Just removing this behemoth of a laptop from its packaging is enough to convince you that this particular piece of kit is something that could be considered out-of-the-ordinary.  Weighing 3.9 kg, this laptop’s dimensions are 426 x 302 x 399mm.

After taking in the visual attraction of the horizontally striped blue-grey lid with rounded edges and corners, you can then move on to the focal point of this Asus offering and cast your eyes on the 17.3 (that’s not a misprint) inch screen which delivers a 16:9 aspect ration.  Falling short of what many consider to be true high-definition, despite what Asus claims, this screen is capable of a resolution of 1600 x 900 pixels.  As I said, short of true HD but more than adequate for standard definition without any annoying black bars at the top or bottom of the screen and possible image stretching.  This screen also benefits from a wide viewing angle.

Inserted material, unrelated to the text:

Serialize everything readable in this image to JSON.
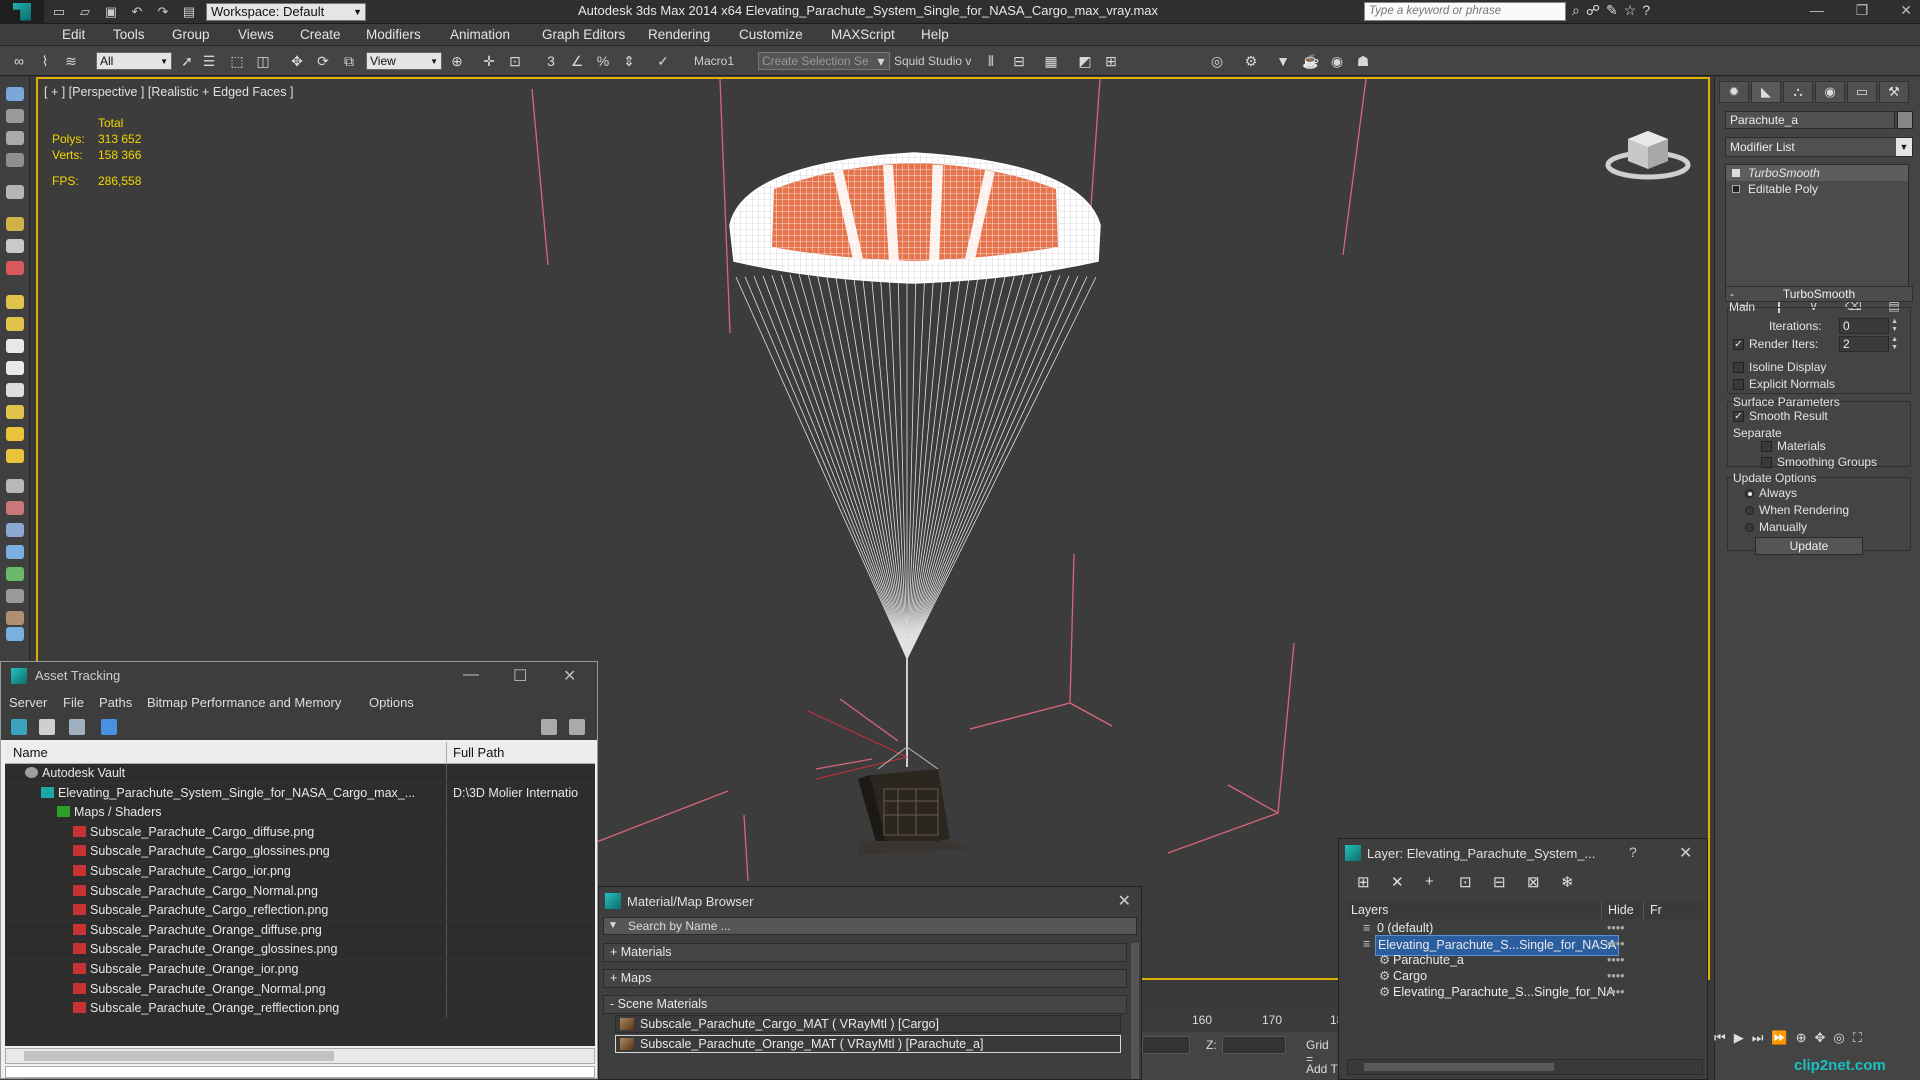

Powered by an Intel Core Duo 2.16GHz processor with4GB of SDRAM, the Asus F70SL comes with Windows Vista Home Premium although by the time you read this it could have changed to a version of Windows 7.   Taking care of the graphics is the NVIDIA GeForce 9300 graphics chip set with 512MB VRAM.  This is fine for most eventualities but is hardly going to appeal to hard-core gamers who want to squeeze every ounce of video power they can. At least it might stop the kids from wanting to lay claim to this system.

A full size keyboard, with its own number pad, is located in a slightly recessed area.  The individual keys are concaved which, according to Asus, help fits the user’s fingertips while offering a degree of rebounding elasticity.  In truth the keyboard is comfortable to use helped in no small measure by the generous amount of wrist rest space provided.  A little to the left of centre in this wrist rest space is the touch pad with a separate bar which acts as the left/right mouse button control.  The touchpad has a dedicated strip down the right side for use when scrolling is required.  Even with this extra functionality, it did not tempt me to abandon my normal policy of using a mouse for my cursor control.

Located in a central position on top of the screen is a web-cam.  This is a 1.3 mega-pixel model that can be accessed via the hotkey combination of Fn + V.  Software for this feature is provided by Asus Life Frame 3.

Storage is taken care of with a 320GB 7200rpm hard drive partitioned into C and D sections.  You also get a DVD Super Multi Double Layer optical drive / writer and an 8-in-1 card reader supporting SD, MMC, MS, MS-Pro, xD, MS-Duo plus mini SD and MS-Pro Duo with the appropriate adapter.  There is also an Express Card slot. 

Connection sockets are provided for 4 USB 2.0 ports; a couple of audio output sockets, one of which is SPDIF compliant; an audio input socket; VGA external monitor connection; and Ethernet LAN port.  Adding even more functionality is the presence of an HDMI port for setting up a connection with a device such as a set-top box, DVD player or digital television.  Wireless connectivity and Broadband are both supported and there is a dedicated hotkey combination to toggle these features on/off.

While this laptop’s dimensions make it more suitable as a desktop replacement, there will be occasions when it might be needed for use away from a mains power source.  As a result I carried out tests for battery life.  It is no exaggeration to state that I was disappointed with the results I achieved.  I was unable to watch a DVD movie with a running time of 119 minutes from start to finish.  The F70SL shut itself down after just 108 minutes.

Thinking I might have better luck when playing audio tracks, I tried again and this time managed 2 hours 13 minutes before a system shutdown.  Hoping for better results I then switched to various general tasks with a fully powered battery but again two hours was the limit offered by the battery.

While the Asus F70SL looks the part, it does tend to flatter to deceive when it comes to performance away from mains power.  If you just intend to use this model as a desktop replacement then all well and good but for a travelling companion it does come up short.  Depending upon specifications you should expect a price point in the region of £860.